In December 2025, Transparency International Georgia stated that GD had decided to close the Anti-Corruption Bureau, that "state capture is complete" and that there was "no independent state body" available to respond to corruption.

"Interference in the education system and some universities" was seen as an element of backsliding in November 2025 by Sikharulidze.

==Proposed causal factors==
Researchers have proposed different contributing factors for the democratic backsliding in Georgia. Jones and Sabanadze found both a customary factor, a "Western-imported" focus on winning elections as opposed to the processes of deliberative democracy, and structural factors, such as political parties' inability to build consensus for concrete social improvements. Torres-Adán and Buzogány found in July 2025 that strengthening "specific" support for democracy, in the sense of support for the political party that retained power in elections, GD, paradoxically contributed to backsliding.

Jones and Sabanadze attributed key factors in the backsliding periods as including both customary and structural factors. They saw a norm of confrontational politics as being the main customary factor. They described the main structural factor as being "Western imported institutions" and "Western ... democracy promotion" favouring Westminster system election-centred majoritarian aspects of democracy as opposed to deliberative or consensus democratic processes. They viewed the election-centred focus as maintaining the customary factor of confrontation, with a "winner-takes-all electoral system and top-down [political] parties". In this sense, Jones and Sabanadze attributed part of the responsibility for democratic backsliding in 2022 to Georgian political parties' "[inability] to collaborate or build consensus around demands for jobs, improved healthcare and housing" and to "economic polarization [having] led to a stark urban–rural divide and exclusion of ethnic minorities in the regions from political life." Meladze and Asaad similarly saw polarization as a key causal factor, stating that "a profound, elite-driven polarization [weakened] trust in institutions, fueled public cynicism, and fractured Georgian society into rival blocs that bitterly distrust one another". Transparency International Georgia stated that civil society organisations had been legally excluded from participating in administrative decision-making.

Torres-Adán and Buzogány found that during 2019–2024, Georgian public opinion in favour of democracy strengthened. Following David Easton's definitions, their analysis separately studied "diffuse" support for democracy (support for democracy as a general method of governance) versus "specific" support (support for actual democratic processes in Georgia). Both increased during 2019–2024. Torres-Adán and Buzogány proposed to explain the paradox of democrating backsliding coinciding with increased popular support for democracy by a "strong partisan effect", in which a sufficient level of popular support for the political party in power, GD, permitted it to attack democracy with low political costs.
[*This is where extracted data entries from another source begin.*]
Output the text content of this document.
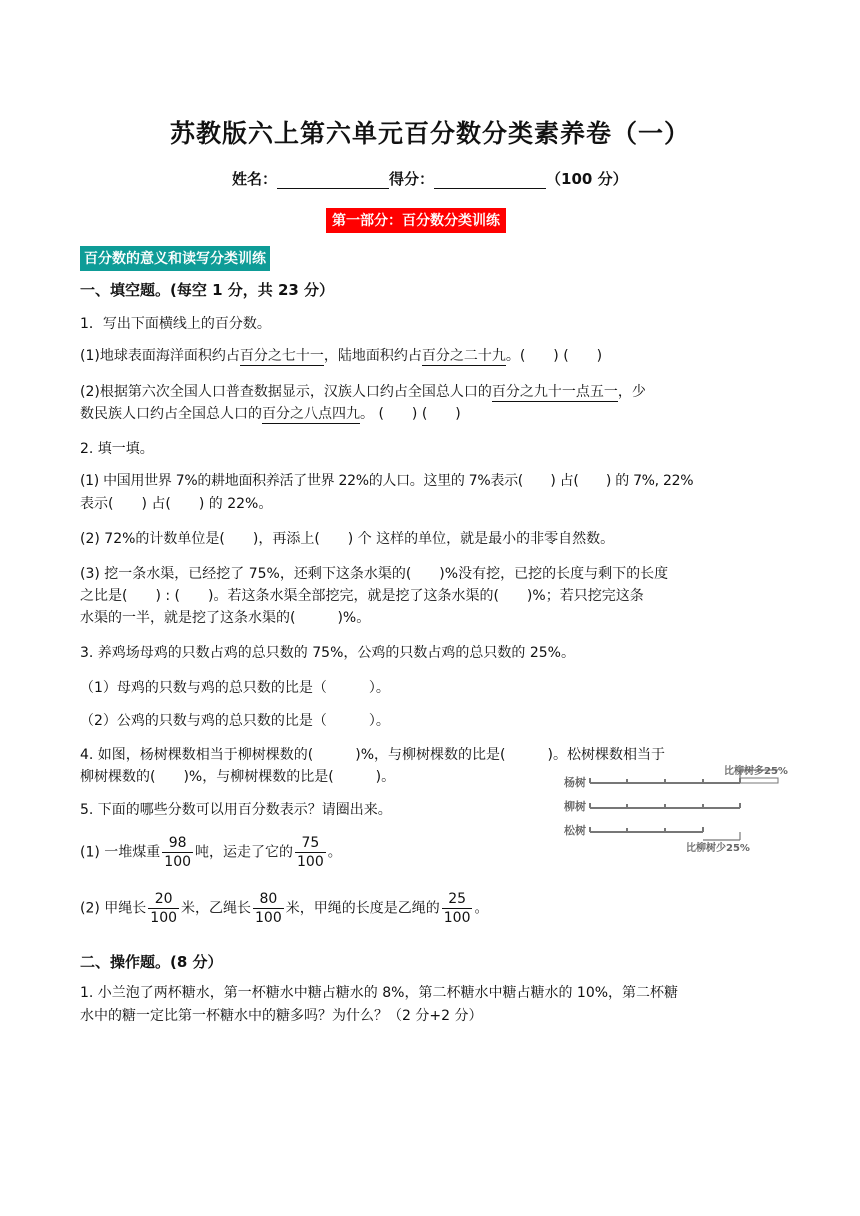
苏教版六上第六单元百分数分类素养卷（一）
姓名：	得分：	（100 分）
第一部分：百分数分类训练
百分数的意义和读写分类训练
一、填空题。(每空 1 分，共 23 分）
1．写出下面横线上的百分数。
(1)地球表面海洋面积约占百分之七十一，陆地面积约占百分之二十九。(　　) (　　)
(2)根据第六次全国人口普查数据显示，汉族人口约占全国总人口的百分之九十一点五一，少
数民族人口约占全国总人口的百分之八点四九。 (　　) (　　)
2. 填一填。
(1) 中国用世界 7%的耕地面积养活了世界 22%的人口。这里的 7%表示(　　) 占(　　) 的 7%, 22%
表示(　　) 占(　　) 的 22%。
(2) 72%的计数单位是(　　)，再添上(　　) 个 这样的单位，就是最小的非零自然数。
(3) 挖一条水渠，已经挖了 75%，还剩下这条水渠的(　　)%没有挖，已挖的长度与剩下的长度
之比是(　　) : (　　)。若这条水渠全部挖完，就是挖了这条水渠的(　　)%；若只挖完这条
水渠的一半，就是挖了这条水渠的(　　　)%。
3. 养鸡场母鸡的只数占鸡的总只数的 75%，公鸡的只数占鸡的总只数的 25%。
（1）母鸡的只数与鸡的总只数的比是（　　　）。
（2）公鸡的只数与鸡的总只数的比是（　　　）。
4. 如图，杨树棵数相当于柳树棵数的(　　　)%，与柳树棵数的比是(　　　)。松树棵数相当于
柳树棵数的(　　)%，与柳树棵数的比是(　　　)。	杨树
柳树
松树
比柳树多25%
比柳树少25%
5. 下面的哪些分数可以用百分数表示？请圈出来。
(1) 一堆煤重 $\frac{98}{100}$ 吨，运走了它的 $\frac{75}{100}$ 。
(2) 甲绳长 $\frac{20}{100}$ 米，乙绳长 $\frac{80}{100}$ 米，甲绳的长度是乙绳的 $\frac{25}{100}$ 。
二、操作题。(8 分）
1. 小兰泡了两杯糖水，第一杯糖水中糖占糖水的 8%，第二杯糖水中糖占糖水的 10%，第二杯糖
水中的糖一定比第一杯糖水中的糖多吗？为什么？（2 分+2 分）
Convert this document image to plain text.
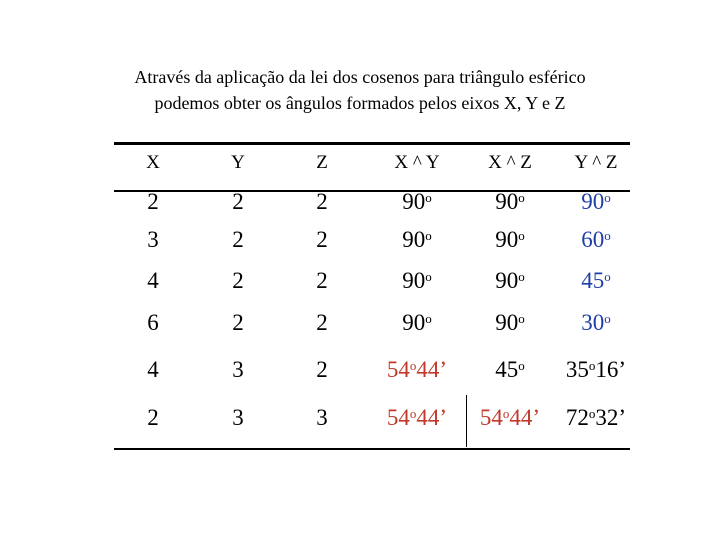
Através da aplicação da lei dos cosenos para triângulo esférico
podemos obter os ângulos formados pelos eixos X, Y e Z
X	Y	Z	X ^ Y	X ^ Z	Y ^ Z
2	2	2	90$^o$	90$^o$	90$^o$
3	2	2	90$^o$	90$^o$	60$^o$
4	2	2	90$^o$	90$^o$	45$^o$
6	2	2	90$^o$	90$^o$	30$^o$
4	3	2	54$^o$44’	45$^o$	35$^o$16’
2	3	3	54$^o$44’	54$^o$44’	72$^o$32’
The Economist attributed the backsliding to the foreign agent law, irregularities in the 2024 parliamentary election, and an indirect Russian intervention.

Meladze and Assad saw Bidzina Ivanishvili, whose wealth they estimated at about "a quarter of [Georgia's] gross domestic product, as having "enormous financial clout [that] backs an entire ecosystem of political groups, government-organized 'nongovernmental' organizations, and media outlets that push whatever line Ivanishvili wants them to push".